Molecular mechanisms of novel genes associated with plasma lipids and cardiovascular disease

European Coordinator:
  • Christian WEBER, Ludwig-Maximilians-Universität (LMU) München (Germany)
North American Coordinator:
  • Daniel RADER, University of Pennsylvania School of Medicine, Philadelphia (USA)
Members:
  • John DANESH, University of Cambridge (UK)
  • Mason FREEMAN, Harvard Medical School, Boston (USA)
  • Robert HEGELE, University of Western Ontario Schulich School of Medicine and Dentistry, London (Canada)
  • Sekar KATHIRESAN, Harvard Medical School, Boston (USA)

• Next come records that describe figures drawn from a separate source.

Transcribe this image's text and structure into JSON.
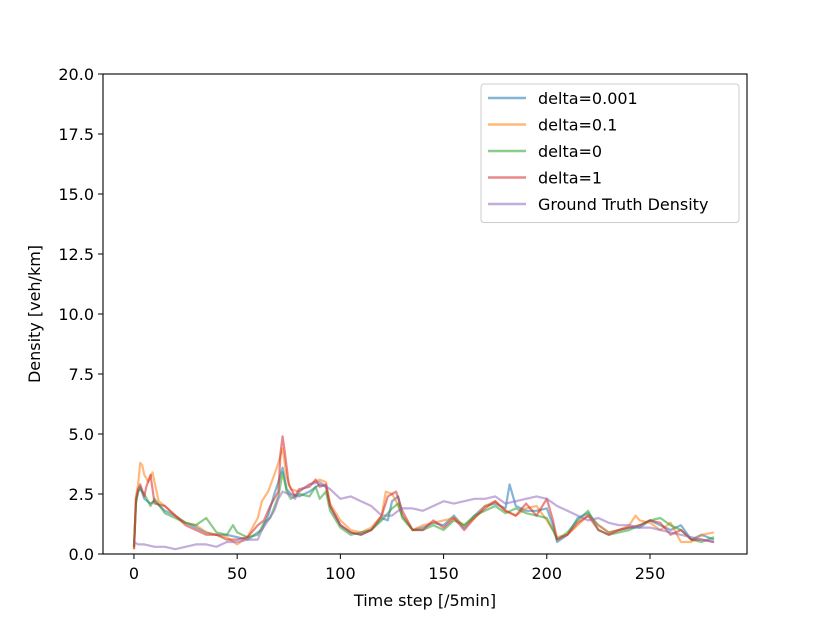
{
  "chart_data": {
    "type": "line",
    "title": "",
    "xlabel": "Time step [/5min]",
    "ylabel": "Density [veh/km]",
    "xlim": [
      -15,
      297
    ],
    "ylim": [
      0,
      20
    ],
    "xticks": [
      0,
      50,
      100,
      150,
      200,
      250
    ],
    "xtick_labels": [
      "0",
      "50",
      "100",
      "150",
      "200",
      "250"
    ],
    "yticks": [
      0,
      2.5,
      5,
      7.5,
      10,
      12.5,
      15,
      17.5,
      20
    ],
    "ytick_labels": [
      "0.0",
      "2.5",
      "5.0",
      "7.5",
      "10.0",
      "12.5",
      "15.0",
      "17.5",
      "20.0"
    ],
    "grid": false,
    "legend_position": "top-right",
    "series": [
      {
        "name": "delta=0.001",
        "color": "#1f77b4",
        "x": [
          0,
          1,
          2,
          3,
          5,
          8,
          10,
          15,
          20,
          25,
          30,
          35,
          40,
          45,
          50,
          55,
          60,
          62,
          65,
          68,
          70,
          72,
          74,
          76,
          80,
          85,
          90,
          93,
          95,
          100,
          105,
          110,
          115,
          120,
          123,
          125,
          128,
          130,
          135,
          140,
          145,
          150,
          155,
          160,
          165,
          170,
          175,
          180,
          182,
          185,
          190,
          195,
          200,
          203,
          205,
          210,
          215,
          220,
          225,
          230,
          235,
          240,
          245,
          250,
          255,
          260,
          265,
          270,
          275,
          281
        ],
        "y": [
          0.3,
          2.2,
          2.6,
          2.8,
          2.3,
          2.1,
          2.2,
          1.8,
          1.6,
          1.3,
          1.1,
          0.9,
          0.8,
          0.8,
          0.7,
          0.6,
          0.9,
          1.0,
          1.6,
          2.5,
          3.0,
          3.6,
          2.7,
          2.5,
          2.4,
          2.6,
          2.9,
          2.8,
          2.0,
          1.2,
          0.9,
          0.8,
          1.0,
          1.5,
          1.4,
          2.2,
          2.4,
          1.6,
          1.0,
          1.1,
          1.3,
          1.2,
          1.6,
          1.1,
          1.6,
          2.0,
          2.1,
          1.9,
          2.9,
          2.0,
          1.8,
          1.8,
          1.9,
          1.2,
          0.5,
          0.8,
          1.5,
          1.7,
          1.2,
          0.9,
          1.0,
          1.1,
          1.1,
          1.4,
          1.2,
          1.0,
          1.2,
          0.6,
          0.8,
          0.6
        ]
      },
      {
        "name": "delta=0.1",
        "color": "#ff7f0e",
        "x": [
          0,
          1,
          2,
          3,
          4,
          5,
          7,
          9,
          12,
          15,
          20,
          25,
          30,
          35,
          40,
          45,
          50,
          55,
          58,
          60,
          62,
          65,
          68,
          70,
          72,
          74,
          76,
          80,
          85,
          90,
          93,
          95,
          100,
          105,
          110,
          115,
          120,
          122,
          125,
          127,
          130,
          135,
          140,
          145,
          150,
          155,
          160,
          165,
          170,
          175,
          180,
          185,
          190,
          195,
          200,
          205,
          210,
          215,
          220,
          225,
          230,
          235,
          240,
          243,
          245,
          250,
          255,
          260,
          265,
          270,
          275,
          281
        ],
        "y": [
          0.2,
          2.4,
          2.9,
          3.8,
          3.7,
          3.3,
          3.0,
          3.4,
          2.2,
          2.0,
          1.6,
          1.3,
          1.2,
          0.9,
          0.8,
          0.7,
          0.4,
          0.7,
          1.2,
          1.5,
          2.2,
          2.6,
          3.3,
          3.8,
          4.4,
          3.2,
          2.7,
          2.6,
          2.9,
          3.1,
          3.0,
          2.1,
          1.4,
          1.0,
          0.9,
          1.1,
          1.6,
          2.6,
          2.5,
          2.2,
          1.6,
          1.0,
          1.2,
          1.3,
          1.4,
          1.5,
          1.2,
          1.5,
          2.0,
          2.2,
          1.8,
          1.6,
          1.9,
          2.0,
          1.4,
          0.7,
          0.8,
          1.2,
          1.6,
          1.2,
          0.9,
          1.0,
          1.2,
          1.6,
          1.4,
          1.3,
          1.0,
          1.3,
          0.5,
          0.5,
          0.8,
          0.9
        ]
      },
      {
        "name": "delta=0",
        "color": "#2ca02c",
        "x": [
          0,
          1,
          2,
          3,
          5,
          8,
          10,
          15,
          20,
          25,
          30,
          35,
          40,
          45,
          48,
          50,
          55,
          60,
          63,
          66,
          70,
          72,
          74,
          76,
          80,
          85,
          88,
          90,
          93,
          95,
          100,
          105,
          110,
          115,
          120,
          125,
          128,
          130,
          135,
          140,
          145,
          150,
          155,
          160,
          165,
          170,
          175,
          180,
          185,
          190,
          195,
          200,
          203,
          205,
          210,
          215,
          220,
          225,
          230,
          235,
          240,
          245,
          250,
          255,
          260,
          265,
          270,
          275,
          281
        ],
        "y": [
          0.3,
          2.1,
          2.6,
          2.7,
          2.5,
          2.0,
          2.3,
          1.7,
          1.5,
          1.3,
          1.2,
          1.5,
          0.9,
          0.8,
          1.2,
          0.9,
          0.7,
          0.8,
          1.3,
          1.5,
          2.4,
          3.4,
          2.6,
          2.3,
          2.5,
          2.4,
          2.8,
          2.3,
          2.6,
          1.8,
          1.1,
          0.8,
          0.9,
          1.0,
          1.4,
          1.9,
          2.1,
          1.5,
          1.0,
          1.0,
          1.2,
          1.0,
          1.4,
          1.2,
          1.6,
          1.8,
          2.0,
          1.7,
          1.9,
          1.7,
          1.6,
          1.5,
          1.0,
          0.6,
          0.9,
          1.4,
          1.8,
          1.0,
          0.8,
          0.9,
          1.0,
          1.2,
          1.4,
          1.5,
          1.2,
          1.0,
          0.6,
          0.5,
          0.7
        ]
      },
      {
        "name": "delta=1",
        "color": "#d62728",
        "x": [
          0,
          1,
          2,
          3,
          5,
          6,
          8,
          10,
          15,
          20,
          25,
          30,
          35,
          40,
          45,
          50,
          55,
          60,
          63,
          66,
          70,
          71,
          72,
          73,
          75,
          78,
          80,
          85,
          88,
          90,
          93,
          95,
          100,
          105,
          110,
          115,
          120,
          123,
          125,
          127,
          130,
          135,
          140,
          145,
          150,
          155,
          160,
          165,
          170,
          175,
          180,
          185,
          190,
          195,
          200,
          203,
          205,
          210,
          215,
          220,
          225,
          230,
          235,
          240,
          245,
          250,
          255,
          260,
          265,
          270,
          275,
          281
        ],
        "y": [
          0.2,
          2.3,
          2.7,
          2.9,
          2.4,
          2.8,
          3.3,
          2.1,
          2.0,
          1.6,
          1.2,
          1.0,
          0.8,
          0.8,
          0.6,
          0.6,
          0.7,
          1.2,
          1.4,
          2.0,
          2.6,
          4.2,
          4.9,
          4.3,
          2.9,
          2.4,
          2.7,
          2.8,
          3.1,
          2.8,
          2.9,
          2.0,
          1.2,
          0.9,
          0.8,
          1.0,
          1.6,
          2.4,
          2.5,
          2.6,
          1.8,
          1.0,
          1.0,
          1.4,
          1.1,
          1.5,
          1.0,
          1.5,
          1.9,
          2.2,
          1.8,
          1.6,
          2.1,
          1.6,
          2.3,
          1.4,
          0.6,
          0.8,
          1.3,
          1.6,
          1.0,
          0.8,
          1.0,
          1.1,
          1.2,
          1.4,
          1.3,
          0.8,
          1.0,
          0.6,
          0.6,
          0.5
        ]
      },
      {
        "name": "Ground Truth Density",
        "color": "#9467bd",
        "x": [
          0,
          2,
          5,
          10,
          15,
          20,
          25,
          30,
          35,
          40,
          45,
          50,
          55,
          60,
          62,
          65,
          68,
          70,
          72,
          75,
          78,
          80,
          85,
          90,
          95,
          100,
          105,
          110,
          115,
          120,
          125,
          128,
          130,
          135,
          140,
          145,
          150,
          155,
          160,
          165,
          170,
          175,
          180,
          185,
          190,
          195,
          200,
          205,
          210,
          215,
          220,
          225,
          230,
          235,
          240,
          245,
          250,
          255,
          260,
          265,
          270,
          275,
          281
        ],
        "y": [
          0.5,
          0.4,
          0.4,
          0.3,
          0.3,
          0.2,
          0.3,
          0.4,
          0.4,
          0.3,
          0.5,
          0.5,
          0.6,
          0.6,
          1.0,
          1.4,
          1.8,
          2.3,
          2.6,
          2.5,
          2.3,
          2.6,
          2.9,
          3.0,
          2.7,
          2.3,
          2.4,
          2.2,
          2.0,
          1.6,
          1.6,
          1.8,
          1.9,
          1.9,
          1.8,
          2.0,
          2.2,
          2.1,
          2.2,
          2.3,
          2.3,
          2.4,
          2.1,
          2.2,
          2.3,
          2.4,
          2.3,
          2.0,
          1.8,
          1.6,
          1.4,
          1.5,
          1.3,
          1.2,
          1.2,
          1.1,
          1.1,
          1.0,
          0.9,
          0.8,
          0.7,
          0.6,
          0.5
        ]
      }
    ]
  }
}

  • Endre KISS-TOTH, University of Sheffield (UK)
  • Ronald KRAUSS, Children’s Hospital Oakland Research Institute (USA)

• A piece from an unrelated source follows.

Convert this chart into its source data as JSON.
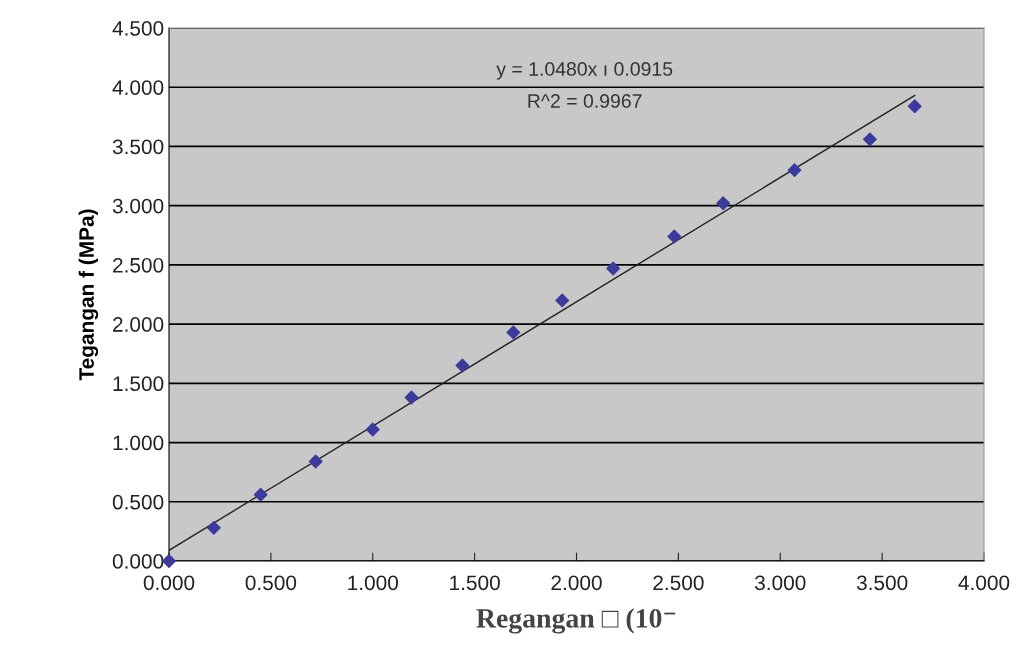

  • Marju ORHO-MELANDER, Lund University (Sweden)
  • Rainer PEPPERKOK, European Molecular Biology Laboratory, Heidelberg (Germany)

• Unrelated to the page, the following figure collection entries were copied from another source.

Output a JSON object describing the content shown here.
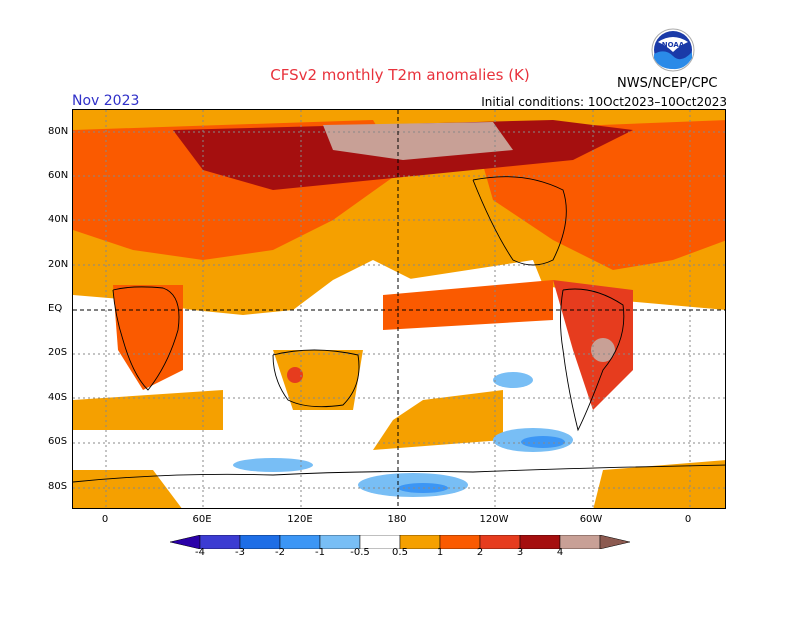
{
  "header": {
    "title": "CFSv2 monthly T2m anomalies (K)",
    "month": "Nov 2023",
    "initial_conditions": "Initial conditions: 10Oct2023–10Oct2023",
    "agency": "NWS/NCEP/CPC",
    "logo_text": "NOAA"
  },
  "axes": {
    "lat_labels": [
      "80N",
      "60N",
      "40N",
      "20N",
      "EQ",
      "20S",
      "40S",
      "60S",
      "80S"
    ],
    "lon_labels": [
      "0",
      "60E",
      "120E",
      "180",
      "120W",
      "60W",
      "0"
    ]
  },
  "colorbar": {
    "labels": [
      "-4",
      "-3",
      "-2",
      "-1",
      "-0.5",
      "0.5",
      "1",
      "2",
      "3",
      "4"
    ],
    "colors": [
      "#2a00a8",
      "#3c3cd2",
      "#1e6ee6",
      "#3c96f5",
      "#78bef5",
      "#ffffff",
      "#f5a000",
      "#fa5a00",
      "#e63c1e",
      "#a50f0f",
      "#c8a096",
      "#8c5a50"
    ]
  }
}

  • Thomas QUERTERMOUS, Stanford University School of Medicine (USA)
  • Heiko RUNZ, University of Heidelberg and European Molecular Biology Laboratory (Germany)
  • Ira TABAS, Columbia University, New York (USA)

It has long been known that blood levels of lipids like cholesterol are important risk factors for atherosclerotic cardiovascular disease. Lipid levels and atherosclerosis both run in families, but how these traits are genetically determined is poorly understood. Genome-wide association studies (GWAS) represent one approach to identifying the relevant genes. In a typical GWAS, genetic variations throughout the entire genome are compared between two groups of individuals, those with and those without the trait of interest, such as high cholesterol levels or atherosclerosis. Genetic variations that are more frequent in one group are considered to indicate the regions of the genome (loci) that are likely responsible for the presence or absence of the trait.

In recent years, GWAS for atherosclerotic disease have identified multiple loci of interest, but thus far very few have been adequately characterized to determine the exact mechanisms of how the specific genes at these loci influence disease risk. This network will study 6 loci found to be associated with atherosclerotic disease in previous GWAS. Three of these loci appear to affect blood lipid levels. This multidisciplinary team includes experts in epidemiology, human genetics, molecular and cell biology, and animal physiology. In addition to identifying new potential therapeutic targets, this research program will also establish an infrastructure for the systematic evaluation of future GWAS results.